Российское общество уже в XIX веке было слишком сложно, чтобы человек в мундире оказался в нем главной модернистской силой. Во время Петра да, а уже во время Александра II –нет. Тут бы обсудить версию, что и без большевистской революции Россию на волне Великой депрессии непременно ждала бы диктатура генерала наподобие Хорти или Франко. Однако Франко как раз был наследником целой серии военных переворотов и диктатур испанского XIX века, в котором у нас такого не было.
К тому же страны, пережившие революцию, склонны к искусственному понижению роли военных. Лозунг «Народ и армия едины», который не имел никакого смысла в поздние советские годы и просто мозолил глаза среди прочего задержавшегося на полвека революционного мусора, в ранние годы говорил: армия – не выше народа, не она отвечает за порядок и прогресс. И в самом деле, в послереволюционных обществах на эту роль претендуют другие силы – например, революционные партии. Точно так же роль армии была искусственно понижена в коммунистическом Китае, исламском Иране и т.д. Так что армия в России, и без того прошедшая этап, когда она была выше других, еще и искусственно понижена в звании.
В Индии, стартовавшей оттуда же, что и склонный к переворотам Пакистан, военных быстро вытеснили сильные и ясно оформившиеся политические партии, предпринимательское сословие, пресса и научно-технические кадры. Сейчас политики и бизнес шумно вытесняют военных в Латинской Америке.
В прежние времена латиноамериканские военные, недолго прособиравшись, расстреляли бы из пушек резиденции правителей вроде Чавеса, Моралеса и Дилмы Русеф. Сейчас не вмешиваются, иногда высказываются через газеты, ходят голосовать и в штатском на митинги оппозиции, собирают подписи под петициями. Да Чавес и сам был бывший военный, проваливший переворот, но получивший власть на выборах.

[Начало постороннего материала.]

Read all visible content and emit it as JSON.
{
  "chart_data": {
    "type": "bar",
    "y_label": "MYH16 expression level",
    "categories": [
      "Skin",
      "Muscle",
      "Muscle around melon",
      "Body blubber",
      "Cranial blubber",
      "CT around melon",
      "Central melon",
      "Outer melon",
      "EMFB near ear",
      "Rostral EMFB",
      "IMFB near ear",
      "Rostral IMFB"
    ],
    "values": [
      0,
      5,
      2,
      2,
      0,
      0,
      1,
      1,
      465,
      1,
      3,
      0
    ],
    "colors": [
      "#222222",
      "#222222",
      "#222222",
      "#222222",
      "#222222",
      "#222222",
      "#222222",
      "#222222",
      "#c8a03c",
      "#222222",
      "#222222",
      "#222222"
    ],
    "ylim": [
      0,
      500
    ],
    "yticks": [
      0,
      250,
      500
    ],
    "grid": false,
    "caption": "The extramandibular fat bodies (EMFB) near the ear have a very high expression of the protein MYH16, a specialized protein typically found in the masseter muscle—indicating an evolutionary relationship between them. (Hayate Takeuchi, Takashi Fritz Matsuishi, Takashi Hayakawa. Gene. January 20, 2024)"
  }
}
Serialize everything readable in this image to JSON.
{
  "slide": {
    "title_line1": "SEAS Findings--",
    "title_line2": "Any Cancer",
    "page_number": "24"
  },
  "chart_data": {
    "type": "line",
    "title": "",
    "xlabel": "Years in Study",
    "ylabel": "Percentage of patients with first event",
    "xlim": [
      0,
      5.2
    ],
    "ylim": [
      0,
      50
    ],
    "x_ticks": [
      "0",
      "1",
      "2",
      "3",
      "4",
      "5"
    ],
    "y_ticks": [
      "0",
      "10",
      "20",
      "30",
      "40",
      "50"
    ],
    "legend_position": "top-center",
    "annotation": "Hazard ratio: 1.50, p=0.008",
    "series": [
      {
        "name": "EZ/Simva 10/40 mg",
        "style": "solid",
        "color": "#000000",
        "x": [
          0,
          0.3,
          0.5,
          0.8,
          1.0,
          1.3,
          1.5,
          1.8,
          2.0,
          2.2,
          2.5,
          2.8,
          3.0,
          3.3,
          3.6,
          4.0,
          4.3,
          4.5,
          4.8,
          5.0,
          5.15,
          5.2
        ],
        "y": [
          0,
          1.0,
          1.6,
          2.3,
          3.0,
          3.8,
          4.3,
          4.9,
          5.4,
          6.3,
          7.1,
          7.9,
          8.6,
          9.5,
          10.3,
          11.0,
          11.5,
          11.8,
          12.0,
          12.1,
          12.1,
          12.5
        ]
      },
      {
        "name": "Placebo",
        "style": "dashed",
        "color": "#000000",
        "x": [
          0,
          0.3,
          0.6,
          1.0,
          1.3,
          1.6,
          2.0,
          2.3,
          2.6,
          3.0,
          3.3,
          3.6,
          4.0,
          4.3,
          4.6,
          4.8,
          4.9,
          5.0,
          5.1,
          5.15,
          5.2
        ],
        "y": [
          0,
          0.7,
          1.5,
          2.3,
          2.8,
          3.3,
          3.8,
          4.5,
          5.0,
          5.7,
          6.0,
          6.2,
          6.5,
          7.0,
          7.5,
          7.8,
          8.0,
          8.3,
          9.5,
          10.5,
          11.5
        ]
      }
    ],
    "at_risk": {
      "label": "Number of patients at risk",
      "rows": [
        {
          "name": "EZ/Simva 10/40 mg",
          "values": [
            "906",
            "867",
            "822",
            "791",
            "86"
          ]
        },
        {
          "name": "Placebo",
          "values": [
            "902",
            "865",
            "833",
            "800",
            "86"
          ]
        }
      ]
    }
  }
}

И в продолжающей любить погоны Латинской Америке и в прежних привычных к этому местах армия больше не уверена, что она, как прежде, признана обществом в качестве самостоятельной ветви власти, самого сильного института и сословия модернизаторов. А в России уже давно не уверена. Свобода и прогресс в виде танков на фоне подсвеченных мостов через Босфор и европейских вывесок Таксима выглядят архаичнее, чем в тех же декорациях турчанка в платке.